3. Histograms of the propensity score distribution for two groups. The comments should discuss the degree to which there is overlap.
4. Note that exact matching may only be possible if we make variables ledd detailed (ex.
age)
5. Propensity score matching will reduce the difference relative to no adjustment, but for many it may still be the case that RHC has higher mortality. Should comment that this is probably due to inadequate adjustment for severity.
6. The key assumption is no omitted variables. Bonus if discuss that we do not need to include all kinds of variables, only those that affect both the treatment and the outcome.
Part III: Discuss article. Regression Discontinuity
a) Should discuss that the general topic of the article is whether a specific intervention for premature babies has an effect on mortality and academic achievement later on.
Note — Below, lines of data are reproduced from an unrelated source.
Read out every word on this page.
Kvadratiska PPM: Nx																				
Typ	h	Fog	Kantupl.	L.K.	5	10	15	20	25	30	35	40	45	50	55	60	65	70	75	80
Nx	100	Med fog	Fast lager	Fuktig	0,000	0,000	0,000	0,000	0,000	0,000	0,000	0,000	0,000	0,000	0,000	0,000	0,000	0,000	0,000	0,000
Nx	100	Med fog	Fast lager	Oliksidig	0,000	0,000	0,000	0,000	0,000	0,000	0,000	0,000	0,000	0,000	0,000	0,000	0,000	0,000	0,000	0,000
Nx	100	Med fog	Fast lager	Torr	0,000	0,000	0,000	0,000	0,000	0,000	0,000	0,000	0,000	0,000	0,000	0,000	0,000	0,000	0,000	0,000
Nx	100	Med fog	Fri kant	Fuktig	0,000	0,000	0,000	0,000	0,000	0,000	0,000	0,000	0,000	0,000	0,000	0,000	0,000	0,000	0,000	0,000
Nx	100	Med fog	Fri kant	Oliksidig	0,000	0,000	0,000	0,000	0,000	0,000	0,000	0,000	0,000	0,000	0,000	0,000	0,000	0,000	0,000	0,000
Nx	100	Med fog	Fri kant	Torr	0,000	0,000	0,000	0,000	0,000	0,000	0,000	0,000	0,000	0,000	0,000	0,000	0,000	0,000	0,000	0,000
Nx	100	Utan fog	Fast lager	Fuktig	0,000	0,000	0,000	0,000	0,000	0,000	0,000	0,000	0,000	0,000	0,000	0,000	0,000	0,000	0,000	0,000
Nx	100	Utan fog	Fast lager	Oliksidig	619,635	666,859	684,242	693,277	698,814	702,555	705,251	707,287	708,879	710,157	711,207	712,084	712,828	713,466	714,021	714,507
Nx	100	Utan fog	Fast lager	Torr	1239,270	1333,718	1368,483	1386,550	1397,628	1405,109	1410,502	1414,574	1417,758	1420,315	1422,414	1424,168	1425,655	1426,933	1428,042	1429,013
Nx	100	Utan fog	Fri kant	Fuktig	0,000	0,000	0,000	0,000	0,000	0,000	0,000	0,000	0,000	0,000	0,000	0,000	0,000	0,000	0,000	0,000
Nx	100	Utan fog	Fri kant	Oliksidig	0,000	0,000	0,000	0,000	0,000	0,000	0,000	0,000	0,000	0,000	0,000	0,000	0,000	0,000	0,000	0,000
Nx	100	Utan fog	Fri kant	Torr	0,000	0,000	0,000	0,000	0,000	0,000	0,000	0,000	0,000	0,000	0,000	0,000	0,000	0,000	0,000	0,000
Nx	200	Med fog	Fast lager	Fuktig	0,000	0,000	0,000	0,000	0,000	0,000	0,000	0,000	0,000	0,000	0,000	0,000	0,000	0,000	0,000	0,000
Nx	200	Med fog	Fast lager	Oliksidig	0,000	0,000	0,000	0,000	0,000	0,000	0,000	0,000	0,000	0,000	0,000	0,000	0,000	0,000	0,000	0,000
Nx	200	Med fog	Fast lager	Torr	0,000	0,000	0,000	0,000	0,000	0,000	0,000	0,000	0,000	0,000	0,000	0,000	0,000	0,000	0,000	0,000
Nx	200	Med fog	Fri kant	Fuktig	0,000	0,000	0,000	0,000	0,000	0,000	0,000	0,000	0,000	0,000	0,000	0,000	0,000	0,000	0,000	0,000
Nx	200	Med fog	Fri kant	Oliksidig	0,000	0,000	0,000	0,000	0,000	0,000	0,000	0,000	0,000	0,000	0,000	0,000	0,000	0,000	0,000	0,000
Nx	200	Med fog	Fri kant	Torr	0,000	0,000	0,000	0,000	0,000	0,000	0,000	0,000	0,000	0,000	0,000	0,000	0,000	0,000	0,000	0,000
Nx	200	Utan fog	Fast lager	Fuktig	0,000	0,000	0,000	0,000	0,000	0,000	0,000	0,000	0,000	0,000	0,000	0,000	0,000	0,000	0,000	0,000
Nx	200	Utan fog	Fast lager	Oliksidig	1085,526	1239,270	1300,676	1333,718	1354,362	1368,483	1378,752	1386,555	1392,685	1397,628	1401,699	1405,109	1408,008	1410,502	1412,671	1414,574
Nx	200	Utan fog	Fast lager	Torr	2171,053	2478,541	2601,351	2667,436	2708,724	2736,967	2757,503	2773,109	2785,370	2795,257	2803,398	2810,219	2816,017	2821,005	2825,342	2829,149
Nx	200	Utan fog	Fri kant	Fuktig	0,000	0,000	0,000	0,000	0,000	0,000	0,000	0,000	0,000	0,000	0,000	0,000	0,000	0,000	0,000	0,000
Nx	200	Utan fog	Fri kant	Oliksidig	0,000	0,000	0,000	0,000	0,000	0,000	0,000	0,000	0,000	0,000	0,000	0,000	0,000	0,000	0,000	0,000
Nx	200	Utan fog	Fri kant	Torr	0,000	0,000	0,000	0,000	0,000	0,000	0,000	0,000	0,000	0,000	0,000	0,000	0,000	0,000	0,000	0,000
b) Size of effect: Here are some options that give points: The stated effect is in standard deviations. This could be converted to percentage. It can also be compared to the effect of other kinds of interventions or factors that we know something about (IQ, gender). In general these effects are quite large (The numbers may seem relatively small, but compared to what one might expect and the effect of many other things, the effect seems large)
c) Assumptions behind regression discontinuity i) Participation cannot be “manipulated”
ii) Sharp threshold (here)
iii) Not correlated with other factors (say parents compensate, read more etc if baby is below 1500 gram)
iv) More technical: assumption about functional form (linear? non-linear?)